The EPA rule is aimed at the leaking of contaminants into ground water, the blowing of contaminants into the air as dust, and the catastrophic failure of coal ash surface impoundments.
It creates requirements and standards for the management of coal combustion residuals under Subtitle D of the federal Resource Conservation and Recovery Act (RCRA). That subtitle governs solid waste. There is not yet adequate data, the EPA said, to justify managing coal ash under Subtitle C of RCRA, which pertains to hazardous waste.
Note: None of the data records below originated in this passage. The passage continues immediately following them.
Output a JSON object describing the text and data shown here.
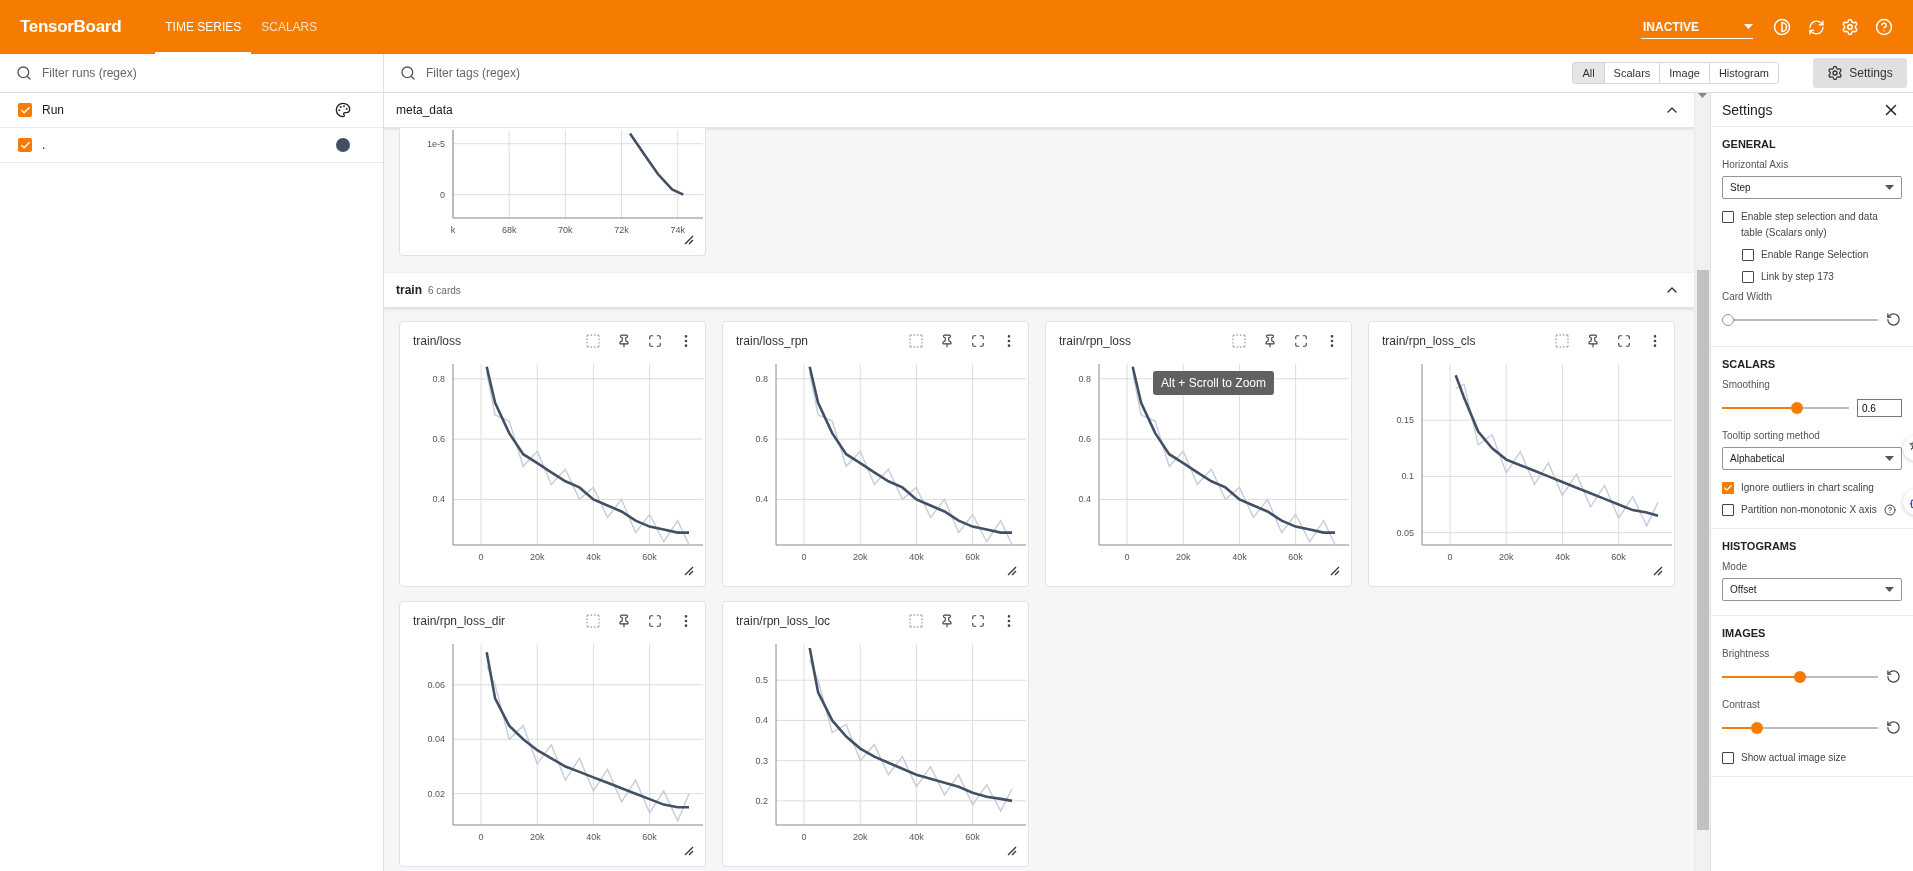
{
  "header": {
    "title": "TensorBoard",
    "tabs": [
      {
        "label": "TIME SERIES",
        "selected": true
      },
      {
        "label": "SCALARS",
        "selected": false
      }
    ],
    "run_state": "INACTIVE"
  },
  "runs_panel": {
    "filter": {
      "placeholder": "Filter runs (regex)"
    },
    "runs": [
      {
        "kind": "all",
        "label": "Run",
        "checked": true
      },
      {
        "kind": "run",
        "label": ".",
        "checked": true,
        "color": "#425066"
      }
    ]
  },
  "toolbar": {
    "filter": {
      "placeholder": "Filter tags (regex)"
    },
    "types": [
      {
        "label": "All",
        "selected": true
      },
      {
        "label": "Scalars",
        "selected": false
      },
      {
        "label": "Image",
        "selected": false
      },
      {
        "label": "Histogram",
        "selected": false
      }
    ],
    "settings_button": {
      "label": "Settings",
      "selected": true
    }
  },
  "groups": [
    {
      "name": "meta_data",
      "expanded": true,
      "cards": [
        {
          "chart_data": {
            "type": "line",
            "grid": true,
            "x": [
              72300,
              72800,
              73300,
              73800,
              74200
            ],
            "series": [
              {
                "color": "#425066",
                "values": [
                  1.2e-05,
                  8e-06,
                  4e-06,
                  1e-06,
                  0
                ]
              }
            ],
            "xlim": [
              66000,
              74900
            ],
            "ylim": [
              -4.6e-06,
              1.27e-05
            ],
            "xticks": [
              {
                "value": 66000,
                "label": "k"
              },
              {
                "value": 68000,
                "label": "68k"
              },
              {
                "value": 70000,
                "label": "70k"
              },
              {
                "value": 72000,
                "label": "72k"
              },
              {
                "value": 74000,
                "label": "74k"
              }
            ],
            "yticks": [
              {
                "value": 0,
                "label": "0"
              },
              {
                "value": 1e-05,
                "label": "1e-5"
              }
            ]
          }
        }
      ]
    },
    {
      "name": "train",
      "count": "6 cards",
      "expanded": true,
      "cards": [
        {
          "title": "train/loss",
          "chart_data": {
            "type": "line",
            "grid": true,
            "x": [
              2000,
              5000,
              10000,
              15000,
              20000,
              25000,
              30000,
              35000,
              40000,
              45000,
              50000,
              55000,
              60000,
              65000,
              70000,
              74000
            ],
            "series": [
              {
                "color": "#c6ccda",
                "values": [
                  0.82,
                  0.68,
                  0.66,
                  0.51,
                  0.56,
                  0.45,
                  0.5,
                  0.4,
                  0.44,
                  0.34,
                  0.4,
                  0.29,
                  0.35,
                  0.26,
                  0.33,
                  0.25
                ]
              },
              {
                "color": "#425066",
                "values": [
                  0.84,
                  0.72,
                  0.62,
                  0.55,
                  0.52,
                  0.49,
                  0.46,
                  0.44,
                  0.4,
                  0.38,
                  0.36,
                  0.33,
                  0.31,
                  0.3,
                  0.29,
                  0.29
                ]
              }
            ],
            "xlim": [
              -10000,
              79000
            ],
            "ylim": [
              0.249,
              0.849
            ],
            "xticks": [
              {
                "value": 0,
                "label": "0"
              },
              {
                "value": 20000,
                "label": "20k"
              },
              {
                "value": 40000,
                "label": "40k"
              },
              {
                "value": 60000,
                "label": "60k"
              }
            ],
            "yticks": [
              0.4,
              0.6,
              0.8
            ]
          }
        },
        {
          "title": "train/loss_rpn",
          "chart_data": {
            "type": "line",
            "grid": true,
            "x": [
              2000,
              5000,
              10000,
              15000,
              20000,
              25000,
              30000,
              35000,
              40000,
              45000,
              50000,
              55000,
              60000,
              65000,
              70000,
              74000
            ],
            "series": [
              {
                "color": "#c6ccda",
                "values": [
                  0.82,
                  0.68,
                  0.66,
                  0.51,
                  0.56,
                  0.45,
                  0.5,
                  0.4,
                  0.44,
                  0.34,
                  0.4,
                  0.29,
                  0.35,
                  0.26,
                  0.33,
                  0.25
                ]
              },
              {
                "color": "#425066",
                "values": [
                  0.84,
                  0.72,
                  0.62,
                  0.55,
                  0.52,
                  0.49,
                  0.46,
                  0.44,
                  0.4,
                  0.38,
                  0.36,
                  0.33,
                  0.31,
                  0.3,
                  0.29,
                  0.29
                ]
              }
            ],
            "xlim": [
              -10000,
              79000
            ],
            "ylim": [
              0.249,
              0.849
            ],
            "xticks": [
              {
                "value": 0,
                "label": "0"
              },
              {
                "value": 20000,
                "label": "20k"
              },
              {
                "value": 40000,
                "label": "40k"
              },
              {
                "value": 60000,
                "label": "60k"
              }
            ],
            "yticks": [
              0.4,
              0.6,
              0.8
            ]
          }
        },
        {
          "title": "train/rpn_loss",
          "tooltip": "Alt + Scroll to Zoom",
          "chart_data": {
            "type": "line",
            "grid": true,
            "x": [
              2000,
              5000,
              10000,
              15000,
              20000,
              25000,
              30000,
              35000,
              40000,
              45000,
              50000,
              55000,
              60000,
              65000,
              70000,
              74000
            ],
            "series": [
              {
                "color": "#c6ccda",
                "values": [
                  0.82,
                  0.68,
                  0.66,
                  0.51,
                  0.56,
                  0.45,
                  0.5,
                  0.4,
                  0.44,
                  0.34,
                  0.4,
                  0.29,
                  0.35,
                  0.26,
                  0.33,
                  0.25
                ]
              },
              {
                "color": "#425066",
                "values": [
                  0.84,
                  0.72,
                  0.62,
                  0.55,
                  0.52,
                  0.49,
                  0.46,
                  0.44,
                  0.4,
                  0.38,
                  0.36,
                  0.33,
                  0.31,
                  0.3,
                  0.29,
                  0.29
                ]
              }
            ],
            "xlim": [
              -10000,
              79000
            ],
            "ylim": [
              0.249,
              0.849
            ],
            "xticks": [
              {
                "value": 0,
                "label": "0"
              },
              {
                "value": 20000,
                "label": "20k"
              },
              {
                "value": 40000,
                "label": "40k"
              },
              {
                "value": 60000,
                "label": "60k"
              }
            ],
            "yticks": [
              0.4,
              0.6,
              0.8
            ]
          }
        },
        {
          "title": "train/rpn_loss_cls",
          "chart_data": {
            "type": "line",
            "grid": true,
            "x": [
              2000,
              5000,
              10000,
              15000,
              20000,
              25000,
              30000,
              35000,
              40000,
              45000,
              50000,
              55000,
              60000,
              65000,
              70000,
              74000
            ],
            "series": [
              {
                "color": "#c6ccda",
                "values": [
                  0.178,
                  0.182,
                  0.128,
                  0.137,
                  0.103,
                  0.122,
                  0.093,
                  0.112,
                  0.083,
                  0.102,
                  0.073,
                  0.092,
                  0.063,
                  0.082,
                  0.056,
                  0.077
                ]
              },
              {
                "color": "#425066",
                "values": [
                  0.19,
                  0.17,
                  0.14,
                  0.125,
                  0.115,
                  0.11,
                  0.105,
                  0.1,
                  0.095,
                  0.09,
                  0.085,
                  0.08,
                  0.075,
                  0.07,
                  0.068,
                  0.065
                ]
              }
            ],
            "xlim": [
              -10000,
              79000
            ],
            "ylim": [
              0.039,
              0.2
            ],
            "xticks": [
              {
                "value": 0,
                "label": "0"
              },
              {
                "value": 20000,
                "label": "20k"
              },
              {
                "value": 40000,
                "label": "40k"
              },
              {
                "value": 60000,
                "label": "60k"
              }
            ],
            "yticks": [
              0.05,
              0.1,
              0.15
            ]
          }
        },
        {
          "title": "train/rpn_loss_dir",
          "chart_data": {
            "type": "line",
            "grid": true,
            "x": [
              2000,
              5000,
              10000,
              15000,
              20000,
              25000,
              30000,
              35000,
              40000,
              45000,
              50000,
              55000,
              60000,
              65000,
              70000,
              74000
            ],
            "series": [
              {
                "color": "#c6ccda",
                "values": [
                  0.067,
                  0.06,
                  0.04,
                  0.045,
                  0.031,
                  0.038,
                  0.025,
                  0.033,
                  0.021,
                  0.029,
                  0.017,
                  0.025,
                  0.013,
                  0.021,
                  0.01,
                  0.02
                ]
              },
              {
                "color": "#425066",
                "values": [
                  0.072,
                  0.055,
                  0.045,
                  0.04,
                  0.036,
                  0.033,
                  0.03,
                  0.028,
                  0.026,
                  0.024,
                  0.022,
                  0.02,
                  0.018,
                  0.016,
                  0.015,
                  0.015
                ]
              }
            ],
            "xlim": [
              -10000,
              79000
            ],
            "ylim": [
              0.0085,
              0.075
            ],
            "xticks": [
              {
                "value": 0,
                "label": "0"
              },
              {
                "value": 20000,
                "label": "20k"
              },
              {
                "value": 40000,
                "label": "40k"
              },
              {
                "value": 60000,
                "label": "60k"
              }
            ],
            "yticks": [
              0.02,
              0.04,
              0.06
            ]
          }
        },
        {
          "title": "train/rpn_loss_loc",
          "chart_data": {
            "type": "line",
            "grid": true,
            "x": [
              2000,
              5000,
              10000,
              15000,
              20000,
              25000,
              30000,
              35000,
              40000,
              45000,
              50000,
              55000,
              60000,
              65000,
              70000,
              74000
            ],
            "series": [
              {
                "color": "#c6ccda",
                "values": [
                  0.55,
                  0.5,
                  0.37,
                  0.39,
                  0.3,
                  0.34,
                  0.265,
                  0.31,
                  0.235,
                  0.285,
                  0.215,
                  0.265,
                  0.19,
                  0.24,
                  0.175,
                  0.23
                ]
              },
              {
                "color": "#425066",
                "values": [
                  0.58,
                  0.47,
                  0.4,
                  0.36,
                  0.33,
                  0.31,
                  0.295,
                  0.28,
                  0.265,
                  0.255,
                  0.245,
                  0.235,
                  0.22,
                  0.21,
                  0.205,
                  0.2
                ]
              }
            ],
            "xlim": [
              -10000,
              79000
            ],
            "ylim": [
              0.14,
              0.59
            ],
            "xticks": [
              {
                "value": 0,
                "label": "0"
              },
              {
                "value": 20000,
                "label": "20k"
              },
              {
                "value": 40000,
                "label": "40k"
              },
              {
                "value": 60000,
                "label": "60k"
              }
            ],
            "yticks": [
              0.2,
              0.3,
              0.4,
              0.5
            ]
          }
        }
      ]
    }
  ],
  "settings": {
    "title": "Settings",
    "sections": [
      {
        "heading": "GENERAL",
        "items": [
          {
            "kind": "select",
            "label": "Horizontal Axis",
            "value": "Step"
          },
          {
            "kind": "checkbox",
            "label": "Enable step selection and data table (Scalars only)",
            "checked": false,
            "children": [
              {
                "label": "Enable Range Selection",
                "checked": false
              },
              {
                "label": "Link by step 173",
                "checked": false
              }
            ]
          },
          {
            "kind": "slider",
            "label": "Card Width",
            "level": 0
          }
        ]
      },
      {
        "heading": "SCALARS",
        "items": [
          {
            "kind": "slider",
            "label": "Smoothing",
            "level": 0.6,
            "value": "0.6"
          },
          {
            "kind": "select",
            "label": "Tooltip sorting method",
            "value": "Alphabetical"
          },
          {
            "kind": "checkbox",
            "label": "Ignore outliers in chart scaling",
            "checked": true
          },
          {
            "kind": "checkbox",
            "label": "Partition non-monotonic X axis",
            "checked": false,
            "help": true
          }
        ]
      },
      {
        "heading": "HISTOGRAMS",
        "items": [
          {
            "kind": "select",
            "label": "Mode",
            "value": "Offset"
          }
        ]
      },
      {
        "heading": "IMAGES",
        "items": [
          {
            "kind": "slider",
            "label": "Brightness",
            "level": 0.5
          },
          {
            "kind": "slider",
            "label": "Contrast",
            "level": 0.2
          },
          {
            "kind": "checkbox",
            "label": "Show actual image size",
            "checked": false
          }
        ]
      }
    ]
  }
}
Environmentalists told Utility Dive in December coal ash should be defined and treated as dangerous toxic waste and enforced according to a strict federal standard. They condemned the House bill because it would allow states to set their own rules for permitting and regulation and because it prevents the EPA from redefining coal ash as hazardous.
Utilities complained in December the EPA rule would only create a uniform national system for coal ash regulation if it was implemented by the states. Because the House bill imposes that change, they urged backing for similar legislation recently introduced in the Senate.